À l’initiative de la CGT, une soixantaine de travailleurs sans papiers de la société de démolition BMS s’est rendue dans le parc de 22 hectares de leur patron, ouvert au public. Et ce pour réclamer une aide à leur régularisation. La CGT a affirmé que «Les sans-papiers de BMS travaillent sans respect du droit du travail» avant d’ajouter : «Quel contraste avec le soin apporté à ses jardins et les conditions de vie que M. Buisson impose à ceux qu’il fait travailler».

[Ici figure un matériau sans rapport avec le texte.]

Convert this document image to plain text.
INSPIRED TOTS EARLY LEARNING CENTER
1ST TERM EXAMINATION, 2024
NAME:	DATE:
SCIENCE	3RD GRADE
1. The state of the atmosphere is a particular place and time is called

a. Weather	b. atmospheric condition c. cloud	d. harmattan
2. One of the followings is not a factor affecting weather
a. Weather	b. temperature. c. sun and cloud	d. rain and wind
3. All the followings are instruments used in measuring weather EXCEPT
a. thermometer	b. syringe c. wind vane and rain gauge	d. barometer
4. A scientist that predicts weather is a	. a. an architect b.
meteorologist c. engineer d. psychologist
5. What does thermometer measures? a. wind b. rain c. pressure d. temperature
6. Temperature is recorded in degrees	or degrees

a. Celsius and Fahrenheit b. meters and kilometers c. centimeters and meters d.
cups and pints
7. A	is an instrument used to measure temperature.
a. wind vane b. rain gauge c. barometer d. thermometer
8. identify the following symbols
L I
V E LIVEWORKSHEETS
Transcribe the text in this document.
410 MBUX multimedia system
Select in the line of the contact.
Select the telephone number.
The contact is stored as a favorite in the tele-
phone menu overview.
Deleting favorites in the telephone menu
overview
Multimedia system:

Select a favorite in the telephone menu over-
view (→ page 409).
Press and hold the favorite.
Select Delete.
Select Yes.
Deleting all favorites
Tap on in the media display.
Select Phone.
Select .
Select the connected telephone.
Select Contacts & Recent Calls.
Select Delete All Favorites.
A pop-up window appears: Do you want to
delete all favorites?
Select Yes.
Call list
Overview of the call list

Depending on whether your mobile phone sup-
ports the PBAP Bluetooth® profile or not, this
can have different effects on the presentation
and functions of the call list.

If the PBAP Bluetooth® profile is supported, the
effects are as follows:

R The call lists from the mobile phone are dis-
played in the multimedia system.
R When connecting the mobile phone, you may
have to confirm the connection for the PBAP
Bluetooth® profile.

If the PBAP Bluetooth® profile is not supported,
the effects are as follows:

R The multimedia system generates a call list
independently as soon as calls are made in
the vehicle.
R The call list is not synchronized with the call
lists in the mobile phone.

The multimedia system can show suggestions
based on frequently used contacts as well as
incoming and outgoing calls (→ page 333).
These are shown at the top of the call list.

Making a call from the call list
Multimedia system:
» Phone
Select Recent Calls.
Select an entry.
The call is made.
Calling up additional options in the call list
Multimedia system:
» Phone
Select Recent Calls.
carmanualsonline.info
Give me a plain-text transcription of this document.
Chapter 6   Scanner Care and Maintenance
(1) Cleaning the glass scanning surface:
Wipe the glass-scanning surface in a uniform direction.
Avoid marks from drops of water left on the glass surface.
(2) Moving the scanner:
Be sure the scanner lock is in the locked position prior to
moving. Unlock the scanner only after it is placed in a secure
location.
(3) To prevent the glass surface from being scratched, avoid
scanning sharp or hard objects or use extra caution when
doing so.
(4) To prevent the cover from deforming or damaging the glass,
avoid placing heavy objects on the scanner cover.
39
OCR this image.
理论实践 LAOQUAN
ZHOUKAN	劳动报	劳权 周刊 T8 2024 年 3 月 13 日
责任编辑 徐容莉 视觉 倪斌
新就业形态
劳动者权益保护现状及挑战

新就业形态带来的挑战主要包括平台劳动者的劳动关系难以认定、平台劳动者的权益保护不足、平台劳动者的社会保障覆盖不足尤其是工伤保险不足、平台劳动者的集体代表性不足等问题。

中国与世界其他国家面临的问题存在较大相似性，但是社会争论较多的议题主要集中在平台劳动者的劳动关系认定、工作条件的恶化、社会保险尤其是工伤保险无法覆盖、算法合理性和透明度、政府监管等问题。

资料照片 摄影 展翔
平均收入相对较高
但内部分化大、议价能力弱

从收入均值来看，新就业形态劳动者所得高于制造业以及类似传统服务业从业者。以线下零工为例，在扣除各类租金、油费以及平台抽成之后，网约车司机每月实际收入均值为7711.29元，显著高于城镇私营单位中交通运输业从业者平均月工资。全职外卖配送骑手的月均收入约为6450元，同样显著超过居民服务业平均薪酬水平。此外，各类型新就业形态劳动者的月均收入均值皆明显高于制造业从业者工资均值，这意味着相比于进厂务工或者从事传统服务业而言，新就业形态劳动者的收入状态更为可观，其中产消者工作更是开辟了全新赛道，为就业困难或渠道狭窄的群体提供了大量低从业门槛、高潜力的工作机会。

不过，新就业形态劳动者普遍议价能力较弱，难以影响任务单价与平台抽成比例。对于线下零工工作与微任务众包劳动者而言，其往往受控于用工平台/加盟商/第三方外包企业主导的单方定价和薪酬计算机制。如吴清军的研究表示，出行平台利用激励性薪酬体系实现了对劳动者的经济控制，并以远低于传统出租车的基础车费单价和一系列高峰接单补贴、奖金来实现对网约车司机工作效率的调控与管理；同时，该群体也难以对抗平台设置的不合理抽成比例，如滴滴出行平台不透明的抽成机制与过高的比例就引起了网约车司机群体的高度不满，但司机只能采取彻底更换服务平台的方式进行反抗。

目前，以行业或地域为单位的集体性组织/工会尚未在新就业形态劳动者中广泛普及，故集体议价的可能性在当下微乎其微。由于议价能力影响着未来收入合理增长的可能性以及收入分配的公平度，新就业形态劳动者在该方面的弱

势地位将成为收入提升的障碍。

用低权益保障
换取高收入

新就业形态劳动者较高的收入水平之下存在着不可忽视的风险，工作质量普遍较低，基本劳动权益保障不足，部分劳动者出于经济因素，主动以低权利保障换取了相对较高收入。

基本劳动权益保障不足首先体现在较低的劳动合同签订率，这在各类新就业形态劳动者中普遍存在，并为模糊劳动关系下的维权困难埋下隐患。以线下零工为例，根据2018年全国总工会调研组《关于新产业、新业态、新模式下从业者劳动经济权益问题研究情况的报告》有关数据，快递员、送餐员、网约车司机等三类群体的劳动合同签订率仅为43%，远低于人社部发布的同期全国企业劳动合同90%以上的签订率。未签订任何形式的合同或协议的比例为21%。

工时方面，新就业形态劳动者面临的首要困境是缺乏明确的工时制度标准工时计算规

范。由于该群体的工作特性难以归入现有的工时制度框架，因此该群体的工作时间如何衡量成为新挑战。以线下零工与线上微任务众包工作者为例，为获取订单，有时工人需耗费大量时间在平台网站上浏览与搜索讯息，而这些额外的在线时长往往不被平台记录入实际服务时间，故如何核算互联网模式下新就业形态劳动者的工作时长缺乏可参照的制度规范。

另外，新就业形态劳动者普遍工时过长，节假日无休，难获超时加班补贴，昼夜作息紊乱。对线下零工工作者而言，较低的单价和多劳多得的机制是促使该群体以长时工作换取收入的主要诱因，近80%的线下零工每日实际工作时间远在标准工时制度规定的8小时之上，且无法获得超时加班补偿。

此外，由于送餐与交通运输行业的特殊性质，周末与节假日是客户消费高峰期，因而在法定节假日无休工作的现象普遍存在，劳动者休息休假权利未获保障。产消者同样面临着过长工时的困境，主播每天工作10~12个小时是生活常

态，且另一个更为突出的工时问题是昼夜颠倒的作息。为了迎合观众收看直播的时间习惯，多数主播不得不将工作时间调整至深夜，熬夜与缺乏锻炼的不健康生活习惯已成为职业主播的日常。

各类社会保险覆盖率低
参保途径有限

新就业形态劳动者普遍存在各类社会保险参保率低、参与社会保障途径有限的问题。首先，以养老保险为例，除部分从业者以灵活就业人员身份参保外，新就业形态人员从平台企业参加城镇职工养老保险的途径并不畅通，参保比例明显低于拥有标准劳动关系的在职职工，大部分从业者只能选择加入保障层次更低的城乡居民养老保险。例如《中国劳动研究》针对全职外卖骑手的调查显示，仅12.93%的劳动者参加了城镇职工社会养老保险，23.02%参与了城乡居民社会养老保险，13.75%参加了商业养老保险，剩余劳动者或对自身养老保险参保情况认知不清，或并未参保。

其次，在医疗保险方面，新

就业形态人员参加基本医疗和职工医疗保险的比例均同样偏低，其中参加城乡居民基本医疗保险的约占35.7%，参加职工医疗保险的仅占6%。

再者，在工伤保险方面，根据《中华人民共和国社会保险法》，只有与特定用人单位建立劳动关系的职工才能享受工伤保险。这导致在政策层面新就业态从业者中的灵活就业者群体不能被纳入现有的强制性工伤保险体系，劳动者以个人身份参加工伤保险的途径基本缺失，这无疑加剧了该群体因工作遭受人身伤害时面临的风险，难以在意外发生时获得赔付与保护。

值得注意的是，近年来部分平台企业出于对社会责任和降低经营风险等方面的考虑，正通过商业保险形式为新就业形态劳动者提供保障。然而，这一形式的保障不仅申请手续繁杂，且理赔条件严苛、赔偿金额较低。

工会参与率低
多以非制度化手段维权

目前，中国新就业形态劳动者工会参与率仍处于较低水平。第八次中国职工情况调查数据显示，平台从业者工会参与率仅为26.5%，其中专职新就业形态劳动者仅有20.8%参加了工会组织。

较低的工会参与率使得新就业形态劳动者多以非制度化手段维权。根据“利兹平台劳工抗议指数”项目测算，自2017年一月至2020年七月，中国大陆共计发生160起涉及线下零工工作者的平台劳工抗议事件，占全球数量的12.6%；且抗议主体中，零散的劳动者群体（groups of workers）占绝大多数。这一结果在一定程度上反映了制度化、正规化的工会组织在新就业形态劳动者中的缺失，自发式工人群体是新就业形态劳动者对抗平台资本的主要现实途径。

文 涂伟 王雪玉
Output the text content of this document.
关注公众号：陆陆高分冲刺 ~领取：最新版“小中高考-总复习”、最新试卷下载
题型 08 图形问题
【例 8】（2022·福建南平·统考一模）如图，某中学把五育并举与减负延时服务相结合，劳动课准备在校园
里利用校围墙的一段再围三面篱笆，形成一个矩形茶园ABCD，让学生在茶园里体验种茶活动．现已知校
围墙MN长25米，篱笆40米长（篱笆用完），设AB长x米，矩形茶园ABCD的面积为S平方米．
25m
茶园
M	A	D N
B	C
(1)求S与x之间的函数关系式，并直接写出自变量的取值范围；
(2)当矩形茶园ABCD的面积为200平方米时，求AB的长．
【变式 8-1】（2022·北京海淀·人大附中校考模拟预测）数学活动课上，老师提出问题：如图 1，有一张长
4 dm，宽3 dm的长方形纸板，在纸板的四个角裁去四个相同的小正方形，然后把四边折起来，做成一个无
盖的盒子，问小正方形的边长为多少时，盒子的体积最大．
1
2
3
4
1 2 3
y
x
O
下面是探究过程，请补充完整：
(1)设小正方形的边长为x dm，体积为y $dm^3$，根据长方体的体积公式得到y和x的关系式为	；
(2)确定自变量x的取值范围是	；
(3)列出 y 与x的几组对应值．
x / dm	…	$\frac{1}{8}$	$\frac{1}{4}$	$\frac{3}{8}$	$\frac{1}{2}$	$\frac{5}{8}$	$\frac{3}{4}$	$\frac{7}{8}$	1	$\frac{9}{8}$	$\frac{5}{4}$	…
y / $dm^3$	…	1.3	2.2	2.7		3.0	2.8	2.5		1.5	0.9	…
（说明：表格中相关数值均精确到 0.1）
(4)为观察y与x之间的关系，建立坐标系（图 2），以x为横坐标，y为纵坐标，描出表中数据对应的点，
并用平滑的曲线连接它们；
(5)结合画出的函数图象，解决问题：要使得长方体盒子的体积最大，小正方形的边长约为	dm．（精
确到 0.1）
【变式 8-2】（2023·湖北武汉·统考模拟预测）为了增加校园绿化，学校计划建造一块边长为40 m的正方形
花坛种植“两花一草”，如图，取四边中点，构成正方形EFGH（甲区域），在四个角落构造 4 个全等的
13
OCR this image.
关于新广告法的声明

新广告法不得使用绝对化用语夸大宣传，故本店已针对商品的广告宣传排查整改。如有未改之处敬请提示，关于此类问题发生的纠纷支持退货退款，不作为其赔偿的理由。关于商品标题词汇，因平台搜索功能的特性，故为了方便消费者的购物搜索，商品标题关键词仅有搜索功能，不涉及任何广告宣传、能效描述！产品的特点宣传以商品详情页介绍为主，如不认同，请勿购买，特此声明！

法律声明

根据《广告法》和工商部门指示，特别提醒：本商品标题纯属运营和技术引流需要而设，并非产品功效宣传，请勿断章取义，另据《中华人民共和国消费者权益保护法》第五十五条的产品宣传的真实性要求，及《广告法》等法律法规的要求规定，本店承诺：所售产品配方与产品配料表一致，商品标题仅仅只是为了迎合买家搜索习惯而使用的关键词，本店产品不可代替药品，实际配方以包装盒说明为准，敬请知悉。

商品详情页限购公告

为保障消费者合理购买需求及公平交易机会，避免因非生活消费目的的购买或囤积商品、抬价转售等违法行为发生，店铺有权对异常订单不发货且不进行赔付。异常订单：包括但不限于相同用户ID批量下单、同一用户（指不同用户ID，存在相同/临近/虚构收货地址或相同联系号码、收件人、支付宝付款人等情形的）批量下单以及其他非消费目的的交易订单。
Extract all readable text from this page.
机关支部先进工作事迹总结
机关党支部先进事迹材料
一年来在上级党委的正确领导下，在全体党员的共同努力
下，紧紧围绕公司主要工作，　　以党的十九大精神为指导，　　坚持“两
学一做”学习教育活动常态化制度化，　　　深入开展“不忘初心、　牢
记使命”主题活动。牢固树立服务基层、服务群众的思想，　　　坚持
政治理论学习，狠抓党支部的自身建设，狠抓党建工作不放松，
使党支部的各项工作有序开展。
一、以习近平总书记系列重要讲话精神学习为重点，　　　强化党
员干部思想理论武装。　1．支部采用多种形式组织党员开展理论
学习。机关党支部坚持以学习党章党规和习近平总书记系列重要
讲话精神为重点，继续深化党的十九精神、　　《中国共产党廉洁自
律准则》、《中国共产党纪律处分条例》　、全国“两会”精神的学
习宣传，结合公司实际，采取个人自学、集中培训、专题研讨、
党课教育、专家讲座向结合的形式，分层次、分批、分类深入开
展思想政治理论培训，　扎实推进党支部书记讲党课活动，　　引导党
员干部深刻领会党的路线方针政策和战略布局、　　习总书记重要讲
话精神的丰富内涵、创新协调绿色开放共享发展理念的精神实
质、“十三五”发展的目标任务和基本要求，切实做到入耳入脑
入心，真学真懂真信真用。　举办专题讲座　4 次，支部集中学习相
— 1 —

Le propriétaire du lieu et employeur de ces sans-papiers, Claude Buisson, les a reçus avec son épouse Catherine et leur a promis de les aider, selon un correspondant de l’AFP. Cela fait déjà depuis le 20 mai dernier que 46 ouvriers sans-papiers se mobilisent au sein de l’entreprise BMS à Nanterre pour obtenir leur régularisation. 37 d’entre eux pourraient bientôt obtenir des papiers. D’après le syndicat, la moitié des 120 salariés de BMS n’a pas de papiers. Claude Buisson n’étant pas joignable sur le moment par l’AFP, Catherine Buisson a affirmé que l’entreprise n’avait pas vu que leurs papiers étaient faux au moment de l’embauche.